Luther’s opinions on the Jews didn’t help. We Lutherans, collectively, still bear the guilt of believing what Luther wrote about the Jews. I came into the Lutheran Church as a young adult. I recall saying, “I’m not a genuine Lutheran, because I don’t agree with everything Luther wrote,” specifically, about the Jews. The ELCA recently issued an apology for Luther’s anti-Jewish remarks. Those apologies are words. How can simple words, much too late, salve or heal the wounds we (or our forebears) have inflicted on our neighbors for centuries?
German Resistance movements
Some of the German people did not sit passively by and accept Nazi Socialism and its atrocities. There was a resistance movement in Germany. This was the period of the emergence of the “Confessing Church.” Dietrich Bonhoeffer was prominent among these. Wartburg Seminary Professor Paul Leo belonged to the Confessing Church from the beginning. He was among those fortunate enough to escape the concentration camps and to have left Germany.

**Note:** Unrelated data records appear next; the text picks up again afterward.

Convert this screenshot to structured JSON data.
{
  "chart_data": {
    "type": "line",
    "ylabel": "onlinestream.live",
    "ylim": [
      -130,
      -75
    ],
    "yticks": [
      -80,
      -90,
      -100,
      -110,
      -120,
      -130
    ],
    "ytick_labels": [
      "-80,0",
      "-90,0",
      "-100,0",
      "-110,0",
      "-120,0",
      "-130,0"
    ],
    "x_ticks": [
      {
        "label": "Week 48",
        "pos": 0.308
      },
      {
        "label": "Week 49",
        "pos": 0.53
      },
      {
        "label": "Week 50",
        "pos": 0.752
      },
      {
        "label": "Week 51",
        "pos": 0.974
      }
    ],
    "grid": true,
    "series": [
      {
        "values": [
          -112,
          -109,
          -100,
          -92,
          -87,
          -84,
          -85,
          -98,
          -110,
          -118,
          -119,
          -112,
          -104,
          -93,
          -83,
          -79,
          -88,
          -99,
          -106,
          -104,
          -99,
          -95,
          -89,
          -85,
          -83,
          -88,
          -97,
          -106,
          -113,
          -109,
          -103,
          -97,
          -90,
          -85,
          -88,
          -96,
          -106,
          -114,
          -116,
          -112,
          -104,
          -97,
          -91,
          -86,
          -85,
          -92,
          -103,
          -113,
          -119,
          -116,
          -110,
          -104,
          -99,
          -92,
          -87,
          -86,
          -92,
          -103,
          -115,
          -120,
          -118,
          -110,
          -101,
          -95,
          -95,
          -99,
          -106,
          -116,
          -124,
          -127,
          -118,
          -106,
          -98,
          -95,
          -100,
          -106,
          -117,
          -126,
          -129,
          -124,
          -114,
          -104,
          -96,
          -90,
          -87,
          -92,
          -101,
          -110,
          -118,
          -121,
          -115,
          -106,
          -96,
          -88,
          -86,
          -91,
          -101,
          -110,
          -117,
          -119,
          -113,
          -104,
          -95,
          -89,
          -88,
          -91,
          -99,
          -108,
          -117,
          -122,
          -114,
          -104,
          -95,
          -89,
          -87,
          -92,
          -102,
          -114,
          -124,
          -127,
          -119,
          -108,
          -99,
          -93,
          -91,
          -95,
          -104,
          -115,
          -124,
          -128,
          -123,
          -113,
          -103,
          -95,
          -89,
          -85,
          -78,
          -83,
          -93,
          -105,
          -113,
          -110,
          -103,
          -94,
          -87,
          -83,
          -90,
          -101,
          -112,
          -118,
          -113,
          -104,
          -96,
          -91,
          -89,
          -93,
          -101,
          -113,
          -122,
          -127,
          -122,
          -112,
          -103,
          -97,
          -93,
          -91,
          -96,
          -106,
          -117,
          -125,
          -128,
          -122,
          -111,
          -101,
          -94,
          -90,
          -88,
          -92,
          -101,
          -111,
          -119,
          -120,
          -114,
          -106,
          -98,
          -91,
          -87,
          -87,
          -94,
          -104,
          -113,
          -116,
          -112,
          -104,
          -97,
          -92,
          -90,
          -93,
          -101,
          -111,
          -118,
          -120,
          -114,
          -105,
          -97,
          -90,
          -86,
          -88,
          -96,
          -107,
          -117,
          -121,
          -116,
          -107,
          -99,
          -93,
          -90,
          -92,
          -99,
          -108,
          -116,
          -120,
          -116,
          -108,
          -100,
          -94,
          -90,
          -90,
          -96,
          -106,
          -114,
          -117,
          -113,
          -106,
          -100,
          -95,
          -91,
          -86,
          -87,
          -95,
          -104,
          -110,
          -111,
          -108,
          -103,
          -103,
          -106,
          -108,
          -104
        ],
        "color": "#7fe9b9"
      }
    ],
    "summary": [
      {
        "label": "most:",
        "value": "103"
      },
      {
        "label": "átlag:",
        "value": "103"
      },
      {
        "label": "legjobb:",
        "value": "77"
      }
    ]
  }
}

The young people, students in Germany did hear; did know what was happening. University students like White Rose martyrs in the German resistance movement risked their lives to spread the truth to the people who were being taken in by the Nazi propaganda. A young woman, Sophie Scholl, and her brother Hans Scholl gave their lives to the cause one Sunday afternoon by distributing leaflets to tell German citizens what was really happening. They were seized at the scene, “tried” on the spot, convicted, and executed within about two hours’ time, without even notification to their parents.

We worshipped at St. George Church in Eisenach on January 20 this year. An International Holocaust Remembrance Day is commemorated annually on January 27, not only in Germany and neighboring countries of Eastern Europe, but world-wide. January 27,1945, was the day that the Dachau camp was liberated. Both President Obama and Pope Benedict published remarks on this occasion in 2013. Some groups mark April 6-7 as a day of Remembrance for Holocaust victims.